Eu apertei meu punho ao meu lado com força suficiente minhas unhas
cravadas em minhas palmas.

— Certo. Porque é muito melhor ser como vocês. Talvez eu devesse


mentir para mim mesmo e para todos os outros por um quarto de século,
como Enzo. Ou fingir que tenho minhas coisas juntas quando tudo está
desmoronando. Isso é muito mais saudável.

Luca estreitou os olhos em suspeita, e eu imediatamente me arrependi


das palavras, mas era tarde demais. Eles já estavam fora.

— O que diabos isso quer dizer?

— Nada.

— Foda-se. — Disse ele, entrando no quarto. — Você disse isso, então


você pode muito bem ser um homem e assumir isso.

Cerrei os dentes, tentando não ceder à frustração.

— Eu sei que você e Carol não estão exatamente vivendo a pequena fatia
de felicidade doméstica que você quer que todos vejam. E eu sei que você está
fodido com Geo desde que seu Bromance terminou, mas você acha que não
falar sobre isso de alguma forma vai fazer tudo ir embora, e não é.

Ele apenas me encarou por alguns segundos, sua expressão


completamente em branco.

Eu soltei uma respiração profunda.

— Eu sinto muito. Eu não deveria...

195
Eu parei quando ele deu um soco em mim, e eu mal me abaixei a tempo
de seu punho bater na parede ao invés do meu queixo.

— Que porra é essa? — Eu chorei.

— Sua putinha. — Ele fervia, atacando-me novamente. Desta vez, ele


conseguiu me prender contra a parede, mas tentei em vão empurrá-lo para
trás, minhas mãos em volta de sua garganta, e a luta nos jogou no chão.

— Sim você está certo. Isso é muito calmo e medido. — Eu me


engasguei, empurrando-o para longe de mim enquanto ele segurava minha
camisa em uma mão, segurando um punhado do meu cabelo com a outra, já
que era a coisa mais próxima da minha garganta que ele podia alcançar.

— Ah, cale a boca, seu pirralho de merda. — Luca estalou. Eu trouxe


meu joelho em seu estômago e o joguei de cima de mim com um chiado.

Antes que eu pudesse ficar de joelhos, ele estava de volta. Ele agarrou
meu tornozelo, me puxando para trás até eu cair para frente. Ele agarrou meu
braço em seguida e o torceu atrás das minhas costas, movendo-se perto o
suficiente atrás de mim para que eu pudesse sentir o cheiro de álcool em seu
hálito.

—Bebendode novo, irmão? — Eu provoquei, jogando minha cabeça


para trás até bater em alguma coisa. Provavelmente dentes, a julgar pelo
quanto doía e pelo fato de que eu podia sentir algo quente e pegajoso
escorrendo pelo meu couro cabeludo.

— Foda-se. — Ele cuspiu, torcendo meu braço ainda mais forte. — Leve-
o de volta. Agora.

196
— O que, a parte sobre você ter um casamento de merda, ou a parte
sobre você ser um alcoólatra funcional? — Eu atirei de volta.

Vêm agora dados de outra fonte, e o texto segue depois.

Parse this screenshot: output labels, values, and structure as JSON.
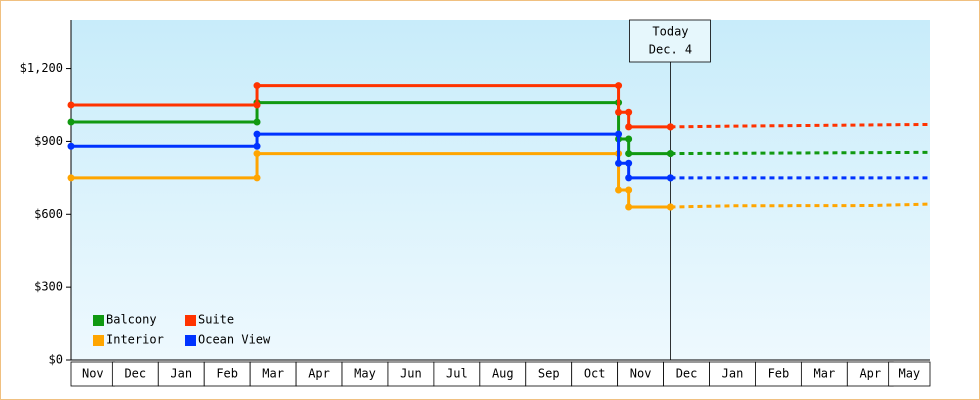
{
  "chart_data": {
    "type": "step-line",
    "xlim": [
      0.1,
      18.8
    ],
    "xticks": [
      {
        "value": 0.55,
        "label": "Nov"
      },
      {
        "value": 1.5,
        "label": "Dec"
      },
      {
        "value": 2.5,
        "label": "Jan"
      },
      {
        "value": 3.5,
        "label": "Feb"
      },
      {
        "value": 4.5,
        "label": "Mar"
      },
      {
        "value": 5.5,
        "label": "Apr"
      },
      {
        "value": 6.5,
        "label": "May"
      },
      {
        "value": 7.5,
        "label": "Jun"
      },
      {
        "value": 8.5,
        "label": "Jul"
      },
      {
        "value": 9.5,
        "label": "Aug"
      },
      {
        "value": 10.5,
        "label": "Sep"
      },
      {
        "value": 11.5,
        "label": "Oct"
      },
      {
        "value": 12.5,
        "label": "Nov"
      },
      {
        "value": 13.5,
        "label": "Dec"
      },
      {
        "value": 14.5,
        "label": "Jan"
      },
      {
        "value": 15.5,
        "label": "Feb"
      },
      {
        "value": 16.5,
        "label": "Mar"
      },
      {
        "value": 17.5,
        "label": "Apr"
      },
      {
        "value": 18.4,
        "label": "May"
      }
    ],
    "ylim": [
      0,
      1400
    ],
    "yticks": [
      {
        "value": 0,
        "label": "$0"
      },
      {
        "value": 300,
        "label": "$300"
      },
      {
        "value": 600,
        "label": "$600"
      },
      {
        "value": 900,
        "label": "$900"
      },
      {
        "value": 1200,
        "label": "$1,200"
      }
    ],
    "legend": "lower-left",
    "annotation": {
      "x": 13.15,
      "lines": [
        "Today",
        "Dec. 4"
      ]
    },
    "series": [
      {
        "name": "Balcony",
        "color": "#119911",
        "x": [
          0.1,
          4.15,
          12.02,
          12.24,
          13.15
        ],
        "values": [
          980,
          1060,
          910,
          850,
          850
        ],
        "forecast": {
          "x": [
            13.15,
            15.5,
            18.8
          ],
          "values": [
            850,
            852,
            855
          ]
        }
      },
      {
        "name": "Suite",
        "color": "#ff3300",
        "x": [
          0.1,
          4.15,
          12.02,
          12.24,
          13.15
        ],
        "values": [
          1050,
          1130,
          1020,
          960,
          960
        ],
        "forecast": {
          "x": [
            13.15,
            14.5,
            18.8
          ],
          "values": [
            960,
            963,
            970
          ]
        }
      },
      {
        "name": "Interior",
        "color": "#ffa500",
        "x": [
          0.1,
          4.15,
          12.02,
          12.24,
          13.15
        ],
        "values": [
          750,
          850,
          700,
          630,
          630
        ],
        "forecast": {
          "x": [
            13.15,
            14.5,
            17.5,
            18.8
          ],
          "values": [
            630,
            635,
            636,
            642
          ]
        }
      },
      {
        "name": "Ocean View",
        "color": "#0033ff",
        "x": [
          0.1,
          4.15,
          12.02,
          12.24,
          13.15
        ],
        "values": [
          880,
          930,
          810,
          750,
          750
        ],
        "forecast": {
          "x": [
            13.15,
            18.8
          ],
          "values": [
            750,
            750
          ]
        }
      }
    ]
  }
}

Ele agarrou outro punhado de cabelo para bater minha cabeça no chão
de madeira, coberto apenas por um tapete fino.

— Como o cara que se fez de bobo bêbado em todas as reuniões de


família nos últimos dez anos tem espaço para conversar.

— Pelo menos eu sei que estou uma bagunça. — Eu gritei, dando-lhe


uma cotovelada forte o suficiente com meu braço ferido para mandá-lo voar
para longe de mim e cair de lado com um baque. Eu cambaleei para meus pés.
— Você age como se fosse o Sr. Perfeito que mija ouro e nunca fez merda na
vida!

— É isso que você acha? — Ele exigiu, voltando a ficar de pé, ainda
ofegante com o esforço. — Você acha que eu não vivo na sombra de Enzo?
Você acha que eu nunca me senti como uma decepção colossal? Enzo é o
primogênito e você sempre foi o favorito do papai. Aquele que não podia fazer
nada errado. Então não me venha com essa merda!

— Eu? — Eu dei uma risada seca. — Favorito? Tente invisível. Eu nem


preciso de uma mão inteira para contar o número de vezes que ele me
reconheceu pelo nome.

— Ah, pobre Valentine. — Ele disse em um tom zombeteiro. — Isso deve


ter sido tão difícil. Você acha que a atenção dele era algum momento de
ligação entre pai e filho? Como se ele não me chamasse de bicha por chorar no
funeral da nossa mãe, ou me dava uma surra toda vez que ficava bêbado.

197
— Sim, porque ele era um filho da puta fodido, e foi assim que ele
mostrou que se importava. — Eu chorei, mesmo sabendo que era besteira.
Isso não impediu que as palavras saíssem. — Pelo menos ele se importava
com como você se saía.

— Que porra você sabe? — Ele exigiu, me empurrando de volta. — Ele


nunca bateu em você, pelo amor de Deus.

— Oh, por favor. — Eu disse com uma risada amarga, empurrando-o


para trás com mais força. Forte o suficiente para afastá-lo. — Você não sabe
merda nenhuma.

— Não? — Ele desafiou, dando um passo mais perto. — Porque eu tenho


certeza que sim. Ele tratou você como uma princesa, provavelmente porque
sabia que você quebraria como vidro se ele o tocasse.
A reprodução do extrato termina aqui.